Thanks to Barry for pointing out Mark Dunn's novel Ibid, a novel made up entirely of footnotes. This, clearly, I will have to check out.
One of the blurbs for The Mezzanine says this:
I don't like this reviewer calling these novels gimmicky. Isn't the term "gimmicky" kind of dismissive? These novels are more than just gimmicks; they are experiments, explorations, novels where the author is pushing the limits of what a novel can do. If something is gimmicky, it's interesting only in its newness and tricksiness, but these books do new things and also old things -- old things like telling us what it's like to be a person or to live in one's mind or to experience the world or to be obsessed with another person.

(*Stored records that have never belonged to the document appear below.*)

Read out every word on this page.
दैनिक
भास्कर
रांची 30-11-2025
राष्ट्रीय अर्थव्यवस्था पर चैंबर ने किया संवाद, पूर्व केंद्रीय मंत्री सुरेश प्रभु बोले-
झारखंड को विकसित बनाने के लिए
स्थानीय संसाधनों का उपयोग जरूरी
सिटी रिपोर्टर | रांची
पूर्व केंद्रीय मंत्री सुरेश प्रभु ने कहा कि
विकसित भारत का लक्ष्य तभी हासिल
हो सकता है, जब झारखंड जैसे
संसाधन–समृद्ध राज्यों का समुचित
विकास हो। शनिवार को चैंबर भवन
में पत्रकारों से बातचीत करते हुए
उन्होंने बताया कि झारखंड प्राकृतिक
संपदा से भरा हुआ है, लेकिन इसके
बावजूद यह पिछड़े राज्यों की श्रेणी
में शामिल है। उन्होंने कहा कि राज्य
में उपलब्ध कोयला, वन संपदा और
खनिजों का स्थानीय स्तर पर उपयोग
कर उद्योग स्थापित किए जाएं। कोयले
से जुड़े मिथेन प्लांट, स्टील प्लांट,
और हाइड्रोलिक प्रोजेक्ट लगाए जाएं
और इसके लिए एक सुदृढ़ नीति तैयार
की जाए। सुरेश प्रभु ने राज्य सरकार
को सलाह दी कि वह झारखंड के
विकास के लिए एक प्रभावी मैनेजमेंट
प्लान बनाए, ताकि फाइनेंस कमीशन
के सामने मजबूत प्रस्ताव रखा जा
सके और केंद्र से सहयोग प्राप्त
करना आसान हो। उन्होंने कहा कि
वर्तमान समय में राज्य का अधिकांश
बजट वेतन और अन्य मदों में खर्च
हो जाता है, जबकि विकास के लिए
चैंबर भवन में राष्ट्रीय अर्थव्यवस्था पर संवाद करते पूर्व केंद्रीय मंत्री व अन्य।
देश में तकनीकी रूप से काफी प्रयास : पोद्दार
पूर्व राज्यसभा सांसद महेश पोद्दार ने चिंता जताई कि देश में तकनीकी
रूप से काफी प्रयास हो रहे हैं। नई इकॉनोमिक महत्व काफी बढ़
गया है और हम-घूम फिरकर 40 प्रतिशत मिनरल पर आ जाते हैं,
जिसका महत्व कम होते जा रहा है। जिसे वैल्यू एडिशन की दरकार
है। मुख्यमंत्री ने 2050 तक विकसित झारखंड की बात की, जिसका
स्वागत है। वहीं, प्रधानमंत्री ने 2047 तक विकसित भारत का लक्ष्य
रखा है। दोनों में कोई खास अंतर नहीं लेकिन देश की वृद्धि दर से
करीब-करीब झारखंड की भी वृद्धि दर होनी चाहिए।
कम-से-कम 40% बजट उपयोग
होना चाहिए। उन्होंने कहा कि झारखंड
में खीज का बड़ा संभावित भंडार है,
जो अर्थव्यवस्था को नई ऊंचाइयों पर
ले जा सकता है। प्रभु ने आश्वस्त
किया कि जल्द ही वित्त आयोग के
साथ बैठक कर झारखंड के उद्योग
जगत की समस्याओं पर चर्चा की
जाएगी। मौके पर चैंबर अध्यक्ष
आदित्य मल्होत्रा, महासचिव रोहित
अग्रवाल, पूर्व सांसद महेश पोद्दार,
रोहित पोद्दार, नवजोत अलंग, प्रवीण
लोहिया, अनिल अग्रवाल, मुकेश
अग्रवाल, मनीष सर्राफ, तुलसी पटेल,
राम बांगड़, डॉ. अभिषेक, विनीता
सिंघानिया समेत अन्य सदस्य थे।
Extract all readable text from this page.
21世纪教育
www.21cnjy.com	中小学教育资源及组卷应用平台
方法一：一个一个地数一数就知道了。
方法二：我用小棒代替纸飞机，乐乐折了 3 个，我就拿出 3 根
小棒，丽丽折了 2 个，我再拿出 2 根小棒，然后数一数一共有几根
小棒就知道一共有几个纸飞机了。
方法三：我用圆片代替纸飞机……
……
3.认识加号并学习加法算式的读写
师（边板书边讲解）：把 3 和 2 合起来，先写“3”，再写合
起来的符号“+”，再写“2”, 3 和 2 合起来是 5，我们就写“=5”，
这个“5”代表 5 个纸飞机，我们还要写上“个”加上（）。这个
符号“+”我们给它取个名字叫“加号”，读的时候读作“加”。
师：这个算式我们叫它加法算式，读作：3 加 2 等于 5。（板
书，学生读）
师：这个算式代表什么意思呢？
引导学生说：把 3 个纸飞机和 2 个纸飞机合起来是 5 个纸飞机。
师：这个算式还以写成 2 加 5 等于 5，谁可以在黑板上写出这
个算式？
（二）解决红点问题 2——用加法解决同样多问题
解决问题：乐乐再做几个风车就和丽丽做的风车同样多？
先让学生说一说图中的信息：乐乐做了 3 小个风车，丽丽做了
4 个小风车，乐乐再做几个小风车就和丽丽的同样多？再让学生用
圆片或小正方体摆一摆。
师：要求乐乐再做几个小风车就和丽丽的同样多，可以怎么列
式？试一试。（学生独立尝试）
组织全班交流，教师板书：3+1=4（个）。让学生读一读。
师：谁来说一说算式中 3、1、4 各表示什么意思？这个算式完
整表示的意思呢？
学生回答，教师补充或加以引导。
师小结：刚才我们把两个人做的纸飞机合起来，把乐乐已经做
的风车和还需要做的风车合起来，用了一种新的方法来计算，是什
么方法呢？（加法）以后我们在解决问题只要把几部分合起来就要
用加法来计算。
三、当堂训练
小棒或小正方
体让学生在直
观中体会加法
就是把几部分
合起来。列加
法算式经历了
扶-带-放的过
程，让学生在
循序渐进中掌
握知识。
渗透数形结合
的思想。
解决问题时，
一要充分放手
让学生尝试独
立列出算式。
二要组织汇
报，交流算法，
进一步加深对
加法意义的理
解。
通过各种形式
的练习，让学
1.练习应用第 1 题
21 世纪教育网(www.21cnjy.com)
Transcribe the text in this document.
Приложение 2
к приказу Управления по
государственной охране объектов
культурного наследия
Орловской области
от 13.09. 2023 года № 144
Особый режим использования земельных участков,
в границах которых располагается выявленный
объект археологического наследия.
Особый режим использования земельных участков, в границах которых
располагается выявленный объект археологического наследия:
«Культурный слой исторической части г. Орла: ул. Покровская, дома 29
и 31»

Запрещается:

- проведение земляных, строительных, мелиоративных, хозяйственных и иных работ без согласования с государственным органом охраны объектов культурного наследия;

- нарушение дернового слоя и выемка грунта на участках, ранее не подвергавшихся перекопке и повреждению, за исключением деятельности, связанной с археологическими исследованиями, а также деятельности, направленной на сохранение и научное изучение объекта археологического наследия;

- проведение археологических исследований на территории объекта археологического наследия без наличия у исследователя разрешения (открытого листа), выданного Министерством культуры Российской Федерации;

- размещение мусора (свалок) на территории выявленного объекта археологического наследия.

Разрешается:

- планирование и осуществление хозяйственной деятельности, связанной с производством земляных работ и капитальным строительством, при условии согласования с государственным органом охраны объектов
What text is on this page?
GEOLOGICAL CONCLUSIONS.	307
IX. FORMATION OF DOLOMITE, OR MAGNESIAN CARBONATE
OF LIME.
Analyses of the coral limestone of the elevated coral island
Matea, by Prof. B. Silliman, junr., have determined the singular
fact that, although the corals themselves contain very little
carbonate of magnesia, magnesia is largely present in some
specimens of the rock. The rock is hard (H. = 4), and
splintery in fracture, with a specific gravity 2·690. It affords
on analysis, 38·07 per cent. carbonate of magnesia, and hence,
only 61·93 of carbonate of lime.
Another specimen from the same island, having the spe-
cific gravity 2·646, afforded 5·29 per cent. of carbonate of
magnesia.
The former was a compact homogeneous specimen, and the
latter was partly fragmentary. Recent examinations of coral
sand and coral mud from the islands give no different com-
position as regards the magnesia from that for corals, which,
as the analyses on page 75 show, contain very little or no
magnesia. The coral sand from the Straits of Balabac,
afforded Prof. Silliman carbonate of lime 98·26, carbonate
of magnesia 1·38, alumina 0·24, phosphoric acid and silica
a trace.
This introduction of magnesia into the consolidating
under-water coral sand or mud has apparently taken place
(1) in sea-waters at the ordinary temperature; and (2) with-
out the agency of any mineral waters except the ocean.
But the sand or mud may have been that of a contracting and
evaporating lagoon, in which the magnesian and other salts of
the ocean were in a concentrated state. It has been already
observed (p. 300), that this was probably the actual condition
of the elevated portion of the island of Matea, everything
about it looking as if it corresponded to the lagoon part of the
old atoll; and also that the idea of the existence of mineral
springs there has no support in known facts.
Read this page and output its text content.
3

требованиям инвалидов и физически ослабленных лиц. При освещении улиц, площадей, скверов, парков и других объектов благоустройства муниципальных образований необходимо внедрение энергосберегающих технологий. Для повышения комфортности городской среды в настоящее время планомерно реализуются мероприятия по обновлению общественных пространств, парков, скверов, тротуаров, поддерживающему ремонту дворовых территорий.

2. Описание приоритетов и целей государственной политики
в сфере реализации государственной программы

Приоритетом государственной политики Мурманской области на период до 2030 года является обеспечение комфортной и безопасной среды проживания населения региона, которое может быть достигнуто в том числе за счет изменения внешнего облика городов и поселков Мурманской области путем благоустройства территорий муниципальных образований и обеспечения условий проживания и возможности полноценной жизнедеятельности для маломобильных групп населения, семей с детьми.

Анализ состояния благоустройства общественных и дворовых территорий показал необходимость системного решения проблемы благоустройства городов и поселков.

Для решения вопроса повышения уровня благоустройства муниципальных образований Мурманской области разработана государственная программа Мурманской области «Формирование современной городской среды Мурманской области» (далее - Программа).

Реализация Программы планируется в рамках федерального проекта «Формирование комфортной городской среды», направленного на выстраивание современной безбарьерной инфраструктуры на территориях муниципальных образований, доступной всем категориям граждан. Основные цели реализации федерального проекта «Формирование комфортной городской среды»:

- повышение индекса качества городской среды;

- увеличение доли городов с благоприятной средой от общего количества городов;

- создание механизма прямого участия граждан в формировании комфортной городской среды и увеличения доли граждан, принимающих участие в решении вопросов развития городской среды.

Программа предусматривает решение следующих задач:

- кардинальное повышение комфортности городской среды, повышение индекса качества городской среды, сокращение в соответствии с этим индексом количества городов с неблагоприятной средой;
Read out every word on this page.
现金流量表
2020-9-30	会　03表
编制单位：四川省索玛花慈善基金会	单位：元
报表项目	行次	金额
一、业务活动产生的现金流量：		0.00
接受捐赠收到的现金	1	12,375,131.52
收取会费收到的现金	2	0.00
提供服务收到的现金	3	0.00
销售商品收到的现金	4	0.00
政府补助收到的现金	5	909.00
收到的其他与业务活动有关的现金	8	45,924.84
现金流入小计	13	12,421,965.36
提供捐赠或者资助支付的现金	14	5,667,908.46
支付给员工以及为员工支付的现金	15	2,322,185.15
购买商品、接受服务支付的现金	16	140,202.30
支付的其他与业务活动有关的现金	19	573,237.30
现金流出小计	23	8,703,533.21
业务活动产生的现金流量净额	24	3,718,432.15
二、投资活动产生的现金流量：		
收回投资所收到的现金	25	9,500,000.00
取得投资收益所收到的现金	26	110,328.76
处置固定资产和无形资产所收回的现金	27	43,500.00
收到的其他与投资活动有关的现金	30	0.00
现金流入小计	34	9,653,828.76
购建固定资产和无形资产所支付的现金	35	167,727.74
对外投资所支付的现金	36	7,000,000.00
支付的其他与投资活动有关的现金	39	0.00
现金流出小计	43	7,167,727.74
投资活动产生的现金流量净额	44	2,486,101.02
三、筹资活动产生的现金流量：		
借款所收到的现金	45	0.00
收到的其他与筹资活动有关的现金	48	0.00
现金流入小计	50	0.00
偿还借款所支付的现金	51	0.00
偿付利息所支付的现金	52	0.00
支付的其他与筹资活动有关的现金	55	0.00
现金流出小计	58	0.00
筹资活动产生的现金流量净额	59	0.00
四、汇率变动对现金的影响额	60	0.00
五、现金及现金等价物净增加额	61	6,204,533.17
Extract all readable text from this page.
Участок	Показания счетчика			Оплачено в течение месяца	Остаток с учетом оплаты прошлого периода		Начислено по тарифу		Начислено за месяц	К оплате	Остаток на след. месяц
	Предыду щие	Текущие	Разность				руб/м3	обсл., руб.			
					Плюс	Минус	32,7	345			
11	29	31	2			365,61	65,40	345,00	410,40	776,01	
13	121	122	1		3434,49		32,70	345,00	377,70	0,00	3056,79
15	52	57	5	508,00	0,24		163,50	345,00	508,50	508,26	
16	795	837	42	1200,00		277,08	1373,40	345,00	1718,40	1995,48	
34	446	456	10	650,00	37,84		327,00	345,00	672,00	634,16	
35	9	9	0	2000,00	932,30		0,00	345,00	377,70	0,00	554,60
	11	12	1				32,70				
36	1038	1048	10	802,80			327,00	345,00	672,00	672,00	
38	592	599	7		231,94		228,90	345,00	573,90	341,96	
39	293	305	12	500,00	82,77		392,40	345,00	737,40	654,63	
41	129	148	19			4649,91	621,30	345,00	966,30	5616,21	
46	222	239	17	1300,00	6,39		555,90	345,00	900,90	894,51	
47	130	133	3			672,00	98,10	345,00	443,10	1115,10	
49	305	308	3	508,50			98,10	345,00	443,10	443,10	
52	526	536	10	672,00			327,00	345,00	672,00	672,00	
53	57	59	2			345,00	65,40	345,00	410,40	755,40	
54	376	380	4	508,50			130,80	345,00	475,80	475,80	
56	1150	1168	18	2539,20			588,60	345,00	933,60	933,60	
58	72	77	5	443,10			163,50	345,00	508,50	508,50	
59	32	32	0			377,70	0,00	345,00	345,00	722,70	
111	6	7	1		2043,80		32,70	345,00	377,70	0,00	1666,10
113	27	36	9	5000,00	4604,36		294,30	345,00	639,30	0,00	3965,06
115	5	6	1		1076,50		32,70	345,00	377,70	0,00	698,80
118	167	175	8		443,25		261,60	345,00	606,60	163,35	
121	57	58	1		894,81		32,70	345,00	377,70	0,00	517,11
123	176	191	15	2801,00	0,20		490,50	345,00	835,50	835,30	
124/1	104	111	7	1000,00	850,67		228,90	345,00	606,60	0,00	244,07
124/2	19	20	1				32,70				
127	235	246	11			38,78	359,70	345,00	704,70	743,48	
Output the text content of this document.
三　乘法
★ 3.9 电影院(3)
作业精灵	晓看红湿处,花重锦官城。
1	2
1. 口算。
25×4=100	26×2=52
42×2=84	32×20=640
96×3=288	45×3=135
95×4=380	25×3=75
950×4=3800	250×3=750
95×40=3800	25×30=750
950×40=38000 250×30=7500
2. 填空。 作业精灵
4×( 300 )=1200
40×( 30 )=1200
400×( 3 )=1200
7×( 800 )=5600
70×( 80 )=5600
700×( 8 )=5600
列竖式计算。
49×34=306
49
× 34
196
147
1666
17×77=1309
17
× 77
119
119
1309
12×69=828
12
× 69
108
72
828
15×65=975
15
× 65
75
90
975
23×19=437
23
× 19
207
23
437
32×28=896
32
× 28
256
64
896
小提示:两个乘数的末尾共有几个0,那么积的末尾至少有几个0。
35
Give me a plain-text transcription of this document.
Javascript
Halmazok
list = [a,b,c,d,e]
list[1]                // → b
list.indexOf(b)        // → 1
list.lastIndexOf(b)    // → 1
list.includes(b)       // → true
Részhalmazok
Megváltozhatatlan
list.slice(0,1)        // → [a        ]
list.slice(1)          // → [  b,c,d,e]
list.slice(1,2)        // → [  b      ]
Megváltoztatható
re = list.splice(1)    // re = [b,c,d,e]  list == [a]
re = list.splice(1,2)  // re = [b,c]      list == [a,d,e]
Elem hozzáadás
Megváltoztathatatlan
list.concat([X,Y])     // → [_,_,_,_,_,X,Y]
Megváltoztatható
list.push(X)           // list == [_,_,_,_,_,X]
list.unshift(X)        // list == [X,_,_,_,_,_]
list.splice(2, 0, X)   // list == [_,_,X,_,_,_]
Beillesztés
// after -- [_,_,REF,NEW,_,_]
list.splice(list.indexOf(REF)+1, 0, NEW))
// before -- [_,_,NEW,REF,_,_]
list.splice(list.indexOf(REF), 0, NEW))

Anyway, here's an excerpt from one of Baker's footnotes, one that's about reading and eating:
I stared in disbelief the first time a straw rose up from my can of soda and hung out over the table, barely arrested by burrs in the underside of the metal opening. I was holding a slice of pizza in one hand, folded in a three-finger grip so that it wouldn't flop and pour cheese-grease on the paper plate, and a paperback in a similar grip in the other hand -- what was I supposed to do? The whole point of straws, I had thought, was that you did not have to set down the slice of pizza to suck a dose of Coke while reading a paperback. I soon found, as many have, that there was a way to drink no-handed with these new floating straws: you had to bend low to the table and grasp the almost horizontal straw with your lips, steering it back down into the can every time you wanted a sip, while straining your eyes to keep them trained on the line of the page you were reading. How could the staw engineers have made so elementary a mistake, designing a straw that weighed less than the sugar-water in which it was intended to stand? Madness!